Standardizing educational classism

The ACT's new policy on test retakes gives wealthier test takers unfair advantage

Especially during junior year, students are trying to get high scores on their standardized tests such as the ACT and SAT. Now, following some changes, it might have become easier — for some students.

Starting September 2020, students will be able to retake sections of the ACT, without retaking the entire test, to improve their scores. There will be no limits on the amount of times students can retake the sections of the test. 

Allowing students to retake sections instead of retaking the entire test makes it easier for a student to not only improve their score, but get their preferred score. Don’t get me wrong — being able to retest on certain sections without needing to retake the entire test is an amazing opportunity; however, admissions experts say that this would most likely apply to wealthier students, according to Education Dive, further giving a disadvantage to students who can not afford extensive test prep for standardized tests. This change doesn’t benefit much if students have the same barriers that prevent them from heavily preparing. If the game of college was already unfair, this just tipped the scales all the way in favor of affluent schools and students.

A record number of colleges and universities have made submitting a student’s standardized test scores optional, according to The Washington Post, due to the fact that standardized tests are not a good indicator of a student’s success in college. Students coming from wealthier families typically take intensive and expensive courses to perform better on the ACT (and/or SAT), while other students — who can’t afford to pay for prep courses —  receive lower scores, which obviously doesn’t benefit them during the admission and aid process.  

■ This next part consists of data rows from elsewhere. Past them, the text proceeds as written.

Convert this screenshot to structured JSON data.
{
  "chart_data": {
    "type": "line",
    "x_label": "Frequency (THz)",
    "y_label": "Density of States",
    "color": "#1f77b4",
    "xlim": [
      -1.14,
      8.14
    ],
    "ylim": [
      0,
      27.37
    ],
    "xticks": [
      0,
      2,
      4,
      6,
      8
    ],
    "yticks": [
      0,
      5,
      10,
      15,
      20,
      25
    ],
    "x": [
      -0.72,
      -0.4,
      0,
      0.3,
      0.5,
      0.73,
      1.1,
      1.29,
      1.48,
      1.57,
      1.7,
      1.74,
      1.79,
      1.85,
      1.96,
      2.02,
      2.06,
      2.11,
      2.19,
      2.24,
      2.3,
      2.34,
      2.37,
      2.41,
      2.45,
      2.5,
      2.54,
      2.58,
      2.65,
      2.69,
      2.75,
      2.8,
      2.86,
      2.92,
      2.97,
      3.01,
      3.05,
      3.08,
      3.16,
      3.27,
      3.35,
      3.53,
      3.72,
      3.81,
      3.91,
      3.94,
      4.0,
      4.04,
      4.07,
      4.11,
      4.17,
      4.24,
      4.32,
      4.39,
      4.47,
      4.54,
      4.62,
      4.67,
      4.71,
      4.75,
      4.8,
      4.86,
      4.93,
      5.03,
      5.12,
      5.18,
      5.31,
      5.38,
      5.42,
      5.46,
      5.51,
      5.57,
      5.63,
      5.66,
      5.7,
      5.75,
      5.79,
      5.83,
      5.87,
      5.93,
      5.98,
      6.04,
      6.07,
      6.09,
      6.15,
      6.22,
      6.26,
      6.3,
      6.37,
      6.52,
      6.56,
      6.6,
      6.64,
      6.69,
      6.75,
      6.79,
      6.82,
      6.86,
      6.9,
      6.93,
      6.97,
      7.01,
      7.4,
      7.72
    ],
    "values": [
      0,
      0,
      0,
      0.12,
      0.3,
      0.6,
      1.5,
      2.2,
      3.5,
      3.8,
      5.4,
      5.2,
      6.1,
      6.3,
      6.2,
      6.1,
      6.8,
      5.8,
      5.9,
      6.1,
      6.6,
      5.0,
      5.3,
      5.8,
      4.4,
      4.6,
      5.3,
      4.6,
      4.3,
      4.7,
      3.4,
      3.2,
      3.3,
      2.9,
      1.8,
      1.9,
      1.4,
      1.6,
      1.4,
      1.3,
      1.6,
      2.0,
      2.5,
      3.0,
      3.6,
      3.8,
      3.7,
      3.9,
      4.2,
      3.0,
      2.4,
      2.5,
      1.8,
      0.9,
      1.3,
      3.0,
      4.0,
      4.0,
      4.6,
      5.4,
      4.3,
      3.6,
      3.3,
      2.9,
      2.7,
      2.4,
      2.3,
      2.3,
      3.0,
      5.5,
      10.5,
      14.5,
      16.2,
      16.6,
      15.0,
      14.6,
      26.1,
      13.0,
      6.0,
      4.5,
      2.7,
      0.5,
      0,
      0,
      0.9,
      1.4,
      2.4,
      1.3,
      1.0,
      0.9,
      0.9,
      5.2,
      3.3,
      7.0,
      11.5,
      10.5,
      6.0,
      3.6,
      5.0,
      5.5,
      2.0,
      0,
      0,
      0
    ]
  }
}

I understand that the intention. Ideally, the ACT’s new policies would allow everyone — wealthy or not — to raise their ACT score. Yet the reality is, wealthier students, with more money available to them, continue receiving extensive prep courses for every section of the test, which is not evening the odds for students who don’t have access to these resources. There’s already a problem with standardized tests giving an upper-hand to wealthier students, so creating additional retake opportunities for students will further escalate the problem. This might only further widen “the gap between under-resourced and better-resourced students,” according to Annie Reznik, the executive director of the Coalition for College. 

Other than in the instance that a student did poorly on one section of the ACT but still received an overall good score, retaking the test would, indeed, be ideal. However, the purpose of the test is to demonstrate college readiness, and allowing students to retake their exams until their hearts are content doesn’t exactly mirror the actual “college experience”. 

Rather than focusing on “improving” the conditions of standardized testing, rather than eliminating it completely, colleges should instead place more emphasis on GPA and extracurricular activities because they reveal more about a student’s work ethic and commitment over the years than standardized test scores. High school GPA and graduation rates have a much stronger positive correlation than test scores and graduation rates, according to Forbes. For this reason, we shouldn’t continue to use a faulty system. 

There should either be more high-quality and affordable preparation courses available to all students, especially low-income ones, or the elimination of the ACT and standardized tests occurs. At least then, items such as GPA and extracurricular activities will have greater value placed on them.